A 90-day repeated dose (oral, dermal, or inhlation) study is not scientifically justified for the registered substance. First, a substance with a similar compositional profile (CAS # 68526-82-9) has had a U.S. Environmental Protection Agency (EPA) High Production Volume (HPV) Challenge Program Submission (#201-15013). In this submission, it was reported that CAS # 68526-82-9 was tested in a 90-day repeated dose inhalation exposure in rats at doses of 100, 300, and 1000 mg/m3. The NOAEC for the study is 100 mg/m3; reduced body weight gains, increased lung weights, and microscopic pulmonary morphology were noted. Second, in a 28-day repeated dose oral toxicity study with the registered substance, subject of this registration and described in detail below, a NOAEL of 1000 mg/kg/day (the highest dose tested) was identified. Third, the registered substance is not genotoxic in OECD Guideline 473 (In vitro Mammalian Chromosome Aberration Test) or OECD Guideline 476 (In vitro Mammalian Cell Gene Mutation Test). The overall weight of the evidence does not justifiy the additional use of animal testing.

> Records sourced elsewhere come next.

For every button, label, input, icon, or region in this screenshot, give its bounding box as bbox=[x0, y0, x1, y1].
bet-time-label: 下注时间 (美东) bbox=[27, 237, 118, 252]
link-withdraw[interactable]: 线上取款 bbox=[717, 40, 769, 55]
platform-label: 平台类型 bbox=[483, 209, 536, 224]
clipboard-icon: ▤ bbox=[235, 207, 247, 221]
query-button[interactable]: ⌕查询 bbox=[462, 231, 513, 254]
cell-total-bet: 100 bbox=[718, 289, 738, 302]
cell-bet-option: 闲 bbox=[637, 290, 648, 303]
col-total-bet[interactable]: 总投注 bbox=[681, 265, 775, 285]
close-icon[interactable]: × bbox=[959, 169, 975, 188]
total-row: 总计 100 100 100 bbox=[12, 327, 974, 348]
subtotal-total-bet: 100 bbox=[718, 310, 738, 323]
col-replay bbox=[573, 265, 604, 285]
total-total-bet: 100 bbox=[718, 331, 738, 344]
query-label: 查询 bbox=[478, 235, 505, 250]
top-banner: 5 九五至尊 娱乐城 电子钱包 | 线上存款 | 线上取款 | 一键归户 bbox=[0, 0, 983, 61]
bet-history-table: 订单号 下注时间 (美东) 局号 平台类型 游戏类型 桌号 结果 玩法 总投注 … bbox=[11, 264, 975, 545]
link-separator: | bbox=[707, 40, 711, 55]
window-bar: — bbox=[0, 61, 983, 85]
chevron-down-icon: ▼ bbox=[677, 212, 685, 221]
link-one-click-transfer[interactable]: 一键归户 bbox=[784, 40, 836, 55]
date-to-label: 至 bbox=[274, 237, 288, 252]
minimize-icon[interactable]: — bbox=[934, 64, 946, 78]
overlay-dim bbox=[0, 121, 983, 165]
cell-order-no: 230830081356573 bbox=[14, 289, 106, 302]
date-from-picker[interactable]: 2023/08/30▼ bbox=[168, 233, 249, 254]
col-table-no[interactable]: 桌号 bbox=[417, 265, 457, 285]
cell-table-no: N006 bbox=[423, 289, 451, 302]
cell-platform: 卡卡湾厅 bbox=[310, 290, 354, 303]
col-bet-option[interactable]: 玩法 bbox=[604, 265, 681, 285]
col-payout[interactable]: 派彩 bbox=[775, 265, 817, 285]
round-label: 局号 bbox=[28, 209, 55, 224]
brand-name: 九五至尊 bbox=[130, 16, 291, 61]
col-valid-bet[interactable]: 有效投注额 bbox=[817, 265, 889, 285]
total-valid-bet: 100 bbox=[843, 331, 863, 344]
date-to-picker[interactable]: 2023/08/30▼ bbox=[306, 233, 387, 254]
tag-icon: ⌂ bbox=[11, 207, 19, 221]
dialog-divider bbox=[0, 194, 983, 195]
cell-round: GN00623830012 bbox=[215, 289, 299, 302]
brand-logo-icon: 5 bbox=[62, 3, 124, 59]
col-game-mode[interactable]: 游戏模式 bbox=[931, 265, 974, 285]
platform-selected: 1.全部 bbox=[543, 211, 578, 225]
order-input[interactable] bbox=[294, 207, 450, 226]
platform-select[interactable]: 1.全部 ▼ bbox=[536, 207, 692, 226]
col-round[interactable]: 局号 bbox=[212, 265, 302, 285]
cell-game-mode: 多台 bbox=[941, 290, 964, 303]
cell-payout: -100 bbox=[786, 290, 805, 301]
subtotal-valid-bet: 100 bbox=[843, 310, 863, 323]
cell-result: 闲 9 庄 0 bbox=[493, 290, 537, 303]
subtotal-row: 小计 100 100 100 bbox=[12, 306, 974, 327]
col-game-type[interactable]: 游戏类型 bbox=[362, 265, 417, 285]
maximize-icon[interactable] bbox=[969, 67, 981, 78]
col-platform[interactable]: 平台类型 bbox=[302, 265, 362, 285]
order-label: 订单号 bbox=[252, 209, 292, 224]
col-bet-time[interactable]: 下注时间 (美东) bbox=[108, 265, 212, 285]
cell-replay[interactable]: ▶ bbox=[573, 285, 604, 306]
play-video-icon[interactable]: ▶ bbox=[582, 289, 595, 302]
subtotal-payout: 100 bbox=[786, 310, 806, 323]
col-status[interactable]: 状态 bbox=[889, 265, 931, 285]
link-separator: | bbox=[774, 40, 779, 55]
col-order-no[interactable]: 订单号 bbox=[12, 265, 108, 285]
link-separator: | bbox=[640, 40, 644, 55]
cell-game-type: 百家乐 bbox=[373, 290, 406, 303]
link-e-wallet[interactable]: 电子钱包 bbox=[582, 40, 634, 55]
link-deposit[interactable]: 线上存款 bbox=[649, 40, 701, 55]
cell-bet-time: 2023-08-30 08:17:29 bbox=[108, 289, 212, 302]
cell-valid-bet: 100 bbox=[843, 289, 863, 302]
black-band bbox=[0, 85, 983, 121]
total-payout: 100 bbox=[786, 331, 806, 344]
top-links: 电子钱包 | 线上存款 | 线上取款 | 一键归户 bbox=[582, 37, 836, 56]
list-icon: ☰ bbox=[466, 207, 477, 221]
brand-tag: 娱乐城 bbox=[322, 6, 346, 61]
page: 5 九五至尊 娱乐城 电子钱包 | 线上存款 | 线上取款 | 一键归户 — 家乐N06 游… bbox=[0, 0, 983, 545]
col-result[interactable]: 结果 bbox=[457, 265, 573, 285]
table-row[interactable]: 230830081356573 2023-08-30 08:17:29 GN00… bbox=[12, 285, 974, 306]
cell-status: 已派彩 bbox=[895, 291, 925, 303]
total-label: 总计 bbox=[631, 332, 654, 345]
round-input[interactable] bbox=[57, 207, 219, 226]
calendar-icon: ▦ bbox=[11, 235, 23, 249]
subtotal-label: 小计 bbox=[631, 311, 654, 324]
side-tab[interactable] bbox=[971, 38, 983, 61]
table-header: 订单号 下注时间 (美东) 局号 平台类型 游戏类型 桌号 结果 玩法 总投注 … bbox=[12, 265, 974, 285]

The registered substance, when administered by the oral route after a period of 29 days, was not toxic even at the highest dose of 1.0 g/kg as indicated by the absence of treatment related mortality and clinical effects. Additionally, there were no statistically significant differences between the treated and control body weight or food consumption values. Analysis of the organ and relative organ weights did reveal a dose related increase in the mean liver and relative liver weights in the female rats, however these increases were not statistically significant. Hematology and serum chemistry analyses revealed minimal changes, none of which were considered biologically significant. Postmortem examination revealed no observable abnormalities in the majority of animals with no apparent trends within the treatment or control groups. Histopathological evaluation also revealed minimal findings, all of which were considered to be incidental and unrelated to treatment. Overall, all of the findings were slight and not considered indicative of a treatment related response. A NOAEL of 1000 mg/kg/day (the highest dose tested) was identified. 

Justification for classification or non-classification

No classification for repeated dose toxicity is indicated according to the general classification and labeling requirements for dangerous substances and preparations (Directive 67-548-EEC) or the classification, labeling and packaging (CLP) regulation (EC) No 1272/2008.